Мне жалко их, но знаю, станет лучше
Им без меня и без моих болезней,
Без тщетной жажды славы, без истерик,
Без песни, где одна осталась нота,
И без привычки выходить на берег
И вдаль смотреть, высматривая что-то.
«Мне бы туда, на Разъезжую…»
Мне бы туда, на Разъезжую,
Там, где все нити сплелись.
Там, колеёю наезженной,
Жизнь поднимается ввысь.
Так высоко, что не видно ей
Слёз в удивлённых глазах.
Как мы приходим невинными,
Так мы уходим в грехах.
В барах резвятся до полночи
Наши с тобой двойники.
Нам же известно доподлинно:
Утром их тени легки.
Мне бы туда, где асфальтами
Длится прогулка навзрыд.
Там, где холодными пальцами
Ты согреваешь мой стыд.
Там, где Разъезжая улица
Мир превращает в углы,
Чтобы стоять в них и жмуриться
Во избежание мглы.
«Провинция давно уж не тиха…»
Провинция давно уж не тиха,
Скорей меланхолична, одинока.
Захочешь быть подальше от греха,
Езжай сюда, чтоб поумнеть до срока.
Здесь так легко попасть на прежний ритм,
Что запоёшь не хуже Паваротти,
Здесь мастера живут без Маргарит,
И вид один на каждом повороте.
Из важного ещё: здесь холода
Длинней, чем путь от леса до могилы.
Здесь о тиранах узнают, когда
Из магазинов исчезает мыло.
Здесь стыдно заниматься ерундой,
Когда один во все мишени метишь.
Здесь до любви так близко, что с водой
Её сглотнёшь и даже не заметишь.
«Тёмное небо и дым из трубы…»
Тёмное небо и дым из трубы,
Самое светлое – дым.
На горизонте большие кубы,
Сон будет нынче цветным.
В окнах привычно горят огоньки,
Но я не грежу о них,
Знаю, что люди от лютой тоски
Воют в квартирах пустых.
Тихо пищит неудавшийся снег,
Слякотью рано он стал,
Как я подробно обдумал побег!
Жаль, убежать опоздал.
Тёмное небо, чужая семья,
Старой вины колдовство.
Пальцы нащупали что-то, и я
Понял, что нет ничего.
«Идёт, пригнувшись, пилигрим…»
Идёт, пригнувшись, пилигрим,
Так сильно небо давит.
Давай с тобой поговорим
О том, за что страдали, —
О Родине, о временах
Печальных и тревожных.
Идёт, ссутулившись, монах,
Глаза поднять не может.
А в небесах над ним горят
Останки душ невинных.
Так далеко последний ряд,
Что ничего не видно.
Давай пойдём с тобой, как встарь,
Лихой тропой гусарства,
Идёт, расправив плечи, царь,
Оставшийся без царства.
И в голове его не гимн,
А прошлых мыслей улей.
А мы молчим, а мы сидим
И что-то караулим.
Не сыщешь в голосе металл,
Молчание дороже.
Когда последний первым стал,
Второй сошёл с дороги.
И хрустнул мира позвонок
Под строгим взглядом Бога.
Я жил, наверное, как мог,
Но смог не так уж много.
Пусть простота не воровство,
Пусть скверно дул в трубу я.
Не ангел я, и ничего
В жизнь не возьму другую.
«Никого уже нет из тех…»
Никого уже нет из тех,
С кем я мир поменять хотел,
С кем гуляла моя душа
В дни весенние не спеша.
Никого уже нет из тех,
Кто в году отмечал лишь сны,
Кто разбрасывал снег для всех,
Чтоб растаял он до весны.
Никого уже нет из тех,
Кто стихи до утра читал,
Кто всю ночь в облаках витал
И мечту добывал из стен.
Никого уже нет.

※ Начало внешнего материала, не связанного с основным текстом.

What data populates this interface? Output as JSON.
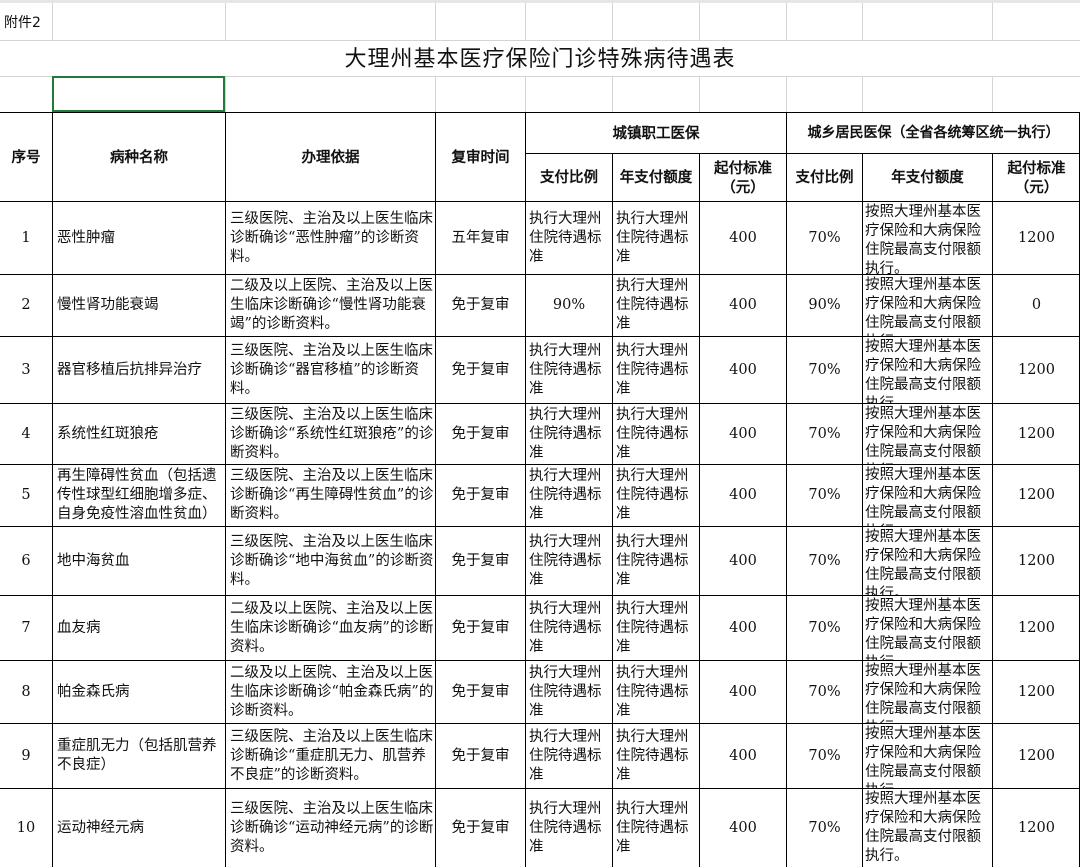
{
  "annex_label": "附件2",
  "title": "大理州基本医疗保险门诊特殊病待遇表",
  "headers": {
    "seq": "序号",
    "disease": "病种名称",
    "basis": "办理依据",
    "review": "复审时间",
    "urban_group": "城镇职工医保",
    "rural_group": "城乡居民医保（全省各统筹区统一执行）",
    "urban_ratio": "支付比例",
    "urban_annual": "年支付额度",
    "urban_threshold": "起付标准（元）",
    "rural_ratio": "支付比例",
    "rural_annual": "年支付额度",
    "rural_threshold": "起付标准（元）"
  },
  "rows": [
    {
      "no": "1",
      "disease": "恶性肿瘤",
      "basis": "三级医院、主治及以上医生临床诊断确诊“恶性肿瘤”的诊断资料。",
      "review": "五年复审",
      "urban_ratio": "执行大理州住院待遇标准",
      "urban_annual": "执行大理州住院待遇标准",
      "urban_threshold": "400",
      "rural_ratio": "70%",
      "rural_annual": "按照大理州基本医疗保险和大病保险住院最高支付限额执行。",
      "rural_threshold": "1200"
    },
    {
      "no": "2",
      "disease": "慢性肾功能衰竭",
      "basis": "二级及以上医院、主治及以上医生临床诊断确诊“慢性肾功能衰竭”的诊断资料。",
      "review": "免于复审",
      "urban_ratio": "90%",
      "urban_annual": "执行大理州住院待遇标准",
      "urban_threshold": "400",
      "rural_ratio": "90%",
      "rural_annual": "按照大理州基本医疗保险和大病保险住院最高支付限额执行。",
      "rural_threshold": "0"
    },
    {
      "no": "3",
      "disease": "器官移植后抗排异治疗",
      "basis": "三级医院、主治及以上医生临床诊断确诊“器官移植”的诊断资料。",
      "review": "免于复审",
      "urban_ratio": "执行大理州住院待遇标准",
      "urban_annual": "执行大理州住院待遇标准",
      "urban_threshold": "400",
      "rural_ratio": "70%",
      "rural_annual": "按照大理州基本医疗保险和大病保险住院最高支付限额执行。",
      "rural_threshold": "1200"
    },
    {
      "no": "4",
      "disease": "系统性红斑狼疮",
      "basis": "三级医院、主治及以上医生临床诊断确诊“系统性红斑狼疮”的诊断资料。",
      "review": "免于复审",
      "urban_ratio": "执行大理州住院待遇标准",
      "urban_annual": "执行大理州住院待遇标准",
      "urban_threshold": "400",
      "rural_ratio": "70%",
      "rural_annual": "按照大理州基本医疗保险和大病保险住院最高支付限额执行。",
      "rural_threshold": "1200"
    },
    {
      "no": "5",
      "disease": "再生障碍性贫血（包括遗传性球型红细胞增多症、自身免疫性溶血性贫血）",
      "basis": "三级医院、主治及以上医生临床诊断确诊“再生障碍性贫血”的诊断资料。",
      "review": "免于复审",
      "urban_ratio": "执行大理州住院待遇标准",
      "urban_annual": "执行大理州住院待遇标准",
      "urban_threshold": "400",
      "rural_ratio": "70%",
      "rural_annual": "按照大理州基本医疗保险和大病保险住院最高支付限额执行。",
      "rural_threshold": "1200"
    },
    {
      "no": "6",
      "disease": "地中海贫血",
      "basis": "三级医院、主治及以上医生临床诊断确诊“地中海贫血”的诊断资料。",
      "review": "免于复审",
      "urban_ratio": "执行大理州住院待遇标准",
      "urban_annual": "执行大理州住院待遇标准",
      "urban_threshold": "400",
      "rural_ratio": "70%",
      "rural_annual": "按照大理州基本医疗保险和大病保险住院最高支付限额执行。",
      "rural_threshold": "1200"
    },
    {
      "no": "7",
      "disease": "血友病",
      "basis": "二级及以上医院、主治及以上医生临床诊断确诊“血友病”的诊断资料。",
      "review": "免于复审",
      "urban_ratio": "执行大理州住院待遇标准",
      "urban_annual": "执行大理州住院待遇标准",
      "urban_threshold": "400",
      "rural_ratio": "70%",
      "rural_annual": "按照大理州基本医疗保险和大病保险住院最高支付限额执行。",
      "rural_threshold": "1200"
    },
    {
      "no": "8",
      "disease": "帕金森氏病",
      "basis": "二级及以上医院、主治及以上医生临床诊断确诊“帕金森氏病”的诊断资料。",
      "review": "免于复审",
      "urban_ratio": "执行大理州住院待遇标准",
      "urban_annual": "执行大理州住院待遇标准",
      "urban_threshold": "400",
      "rural_ratio": "70%",
      "rural_annual": "按照大理州基本医疗保险和大病保险住院最高支付限额执行。",
      "rural_threshold": "1200"
    },
    {
      "no": "9",
      "disease": "重症肌无力（包括肌营养不良症）",
      "basis": "三级医院、主治及以上医生临床诊断确诊“重症肌无力、肌营养不良症”的诊断资料。",
      "review": "免于复审",
      "urban_ratio": "执行大理州住院待遇标准",
      "urban_annual": "执行大理州住院待遇标准",
      "urban_threshold": "400",
      "rural_ratio": "70%",
      "rural_annual": "按照大理州基本医疗保险和大病保险住院最高支付限额执行。",
      "rural_threshold": "1200"
    },
    {
      "no": "10",
      "disease": "运动神经元病",
      "basis": "三级医院、主治及以上医生临床诊断确诊“运动神经元病”的诊断资料。",
      "review": "免于复审",
      "urban_ratio": "执行大理州住院待遇标准",
      "urban_annual": "执行大理州住院待遇标准",
      "urban_threshold": "400",
      "rural_ratio": "70%",
      "rural_annual": "按照大理州基本医疗保险和大病保险住院最高支付限额执行。",
      "rural_threshold": "1200"
    }
  ]
}
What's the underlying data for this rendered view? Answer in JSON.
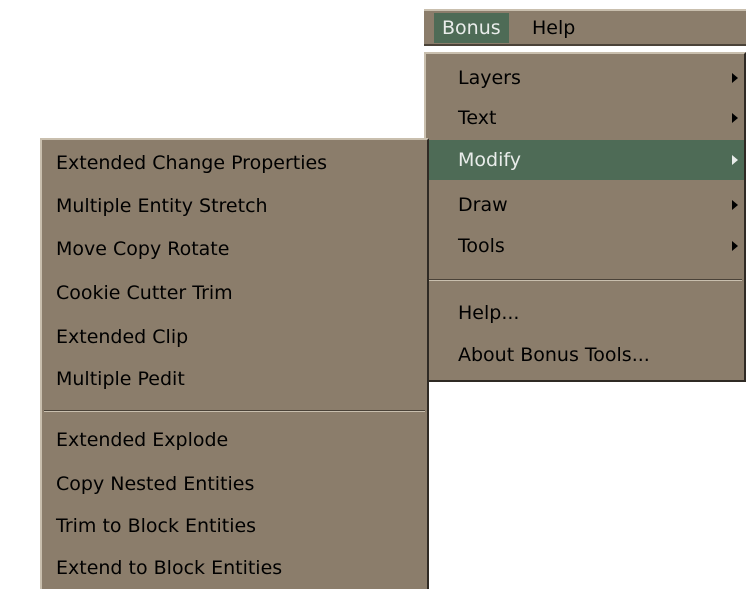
{
  "menubar": {
    "items": [
      {
        "label": "Bonus",
        "underline_char": "B"
      },
      {
        "label": "Help",
        "underline_char": "H"
      }
    ]
  },
  "bonus_menu": {
    "items": [
      {
        "label": "Layers",
        "has_submenu": true
      },
      {
        "label": "Text",
        "has_submenu": true
      },
      {
        "label": "Modify",
        "has_submenu": true,
        "highlighted": true
      },
      {
        "label": "Draw",
        "has_submenu": true
      },
      {
        "label": "Tools",
        "has_submenu": true
      },
      {
        "label": "Help...",
        "has_submenu": false
      },
      {
        "label": "About Bonus Tools...",
        "has_submenu": false
      }
    ]
  },
  "modify_submenu": {
    "items": [
      {
        "label": "Extended Change Properties"
      },
      {
        "label": "Multiple Entity Stretch"
      },
      {
        "label": "Move Copy Rotate"
      },
      {
        "label": "Cookie Cutter Trim"
      },
      {
        "label": "Extended Clip"
      },
      {
        "label": "Multiple Pedit"
      },
      {
        "label": "Extended Explode"
      },
      {
        "label": "Copy Nested Entities"
      },
      {
        "label": "Trim to Block Entities"
      },
      {
        "label": "Extend to Block Entities"
      }
    ]
  },
  "colors": {
    "menu_background": "#8b7d6b",
    "highlight_background": "#4e6b56",
    "highlight_text": "#e9ecea",
    "text": "#000000"
  }
}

Война
Опоясала, как лишай.
Если можешь, себя лишай
Лучшей доли, что не дана.
Никого уже нет. Рассвет
Не дотягивается до дня.
Не с кем чокнуться, чтоб до дна,
Дна как не было, так и нет.
Но зато есть такая даль,
Что не в силах вобрать мой взгляд.
Но зато есть такая сталь,
Что клинки от неё блестят.
И ещё кто-то мне сказал,
Что, наверно, мы все в кино.
Опоздали мы на вокзал,
Где в буфете всегда темно.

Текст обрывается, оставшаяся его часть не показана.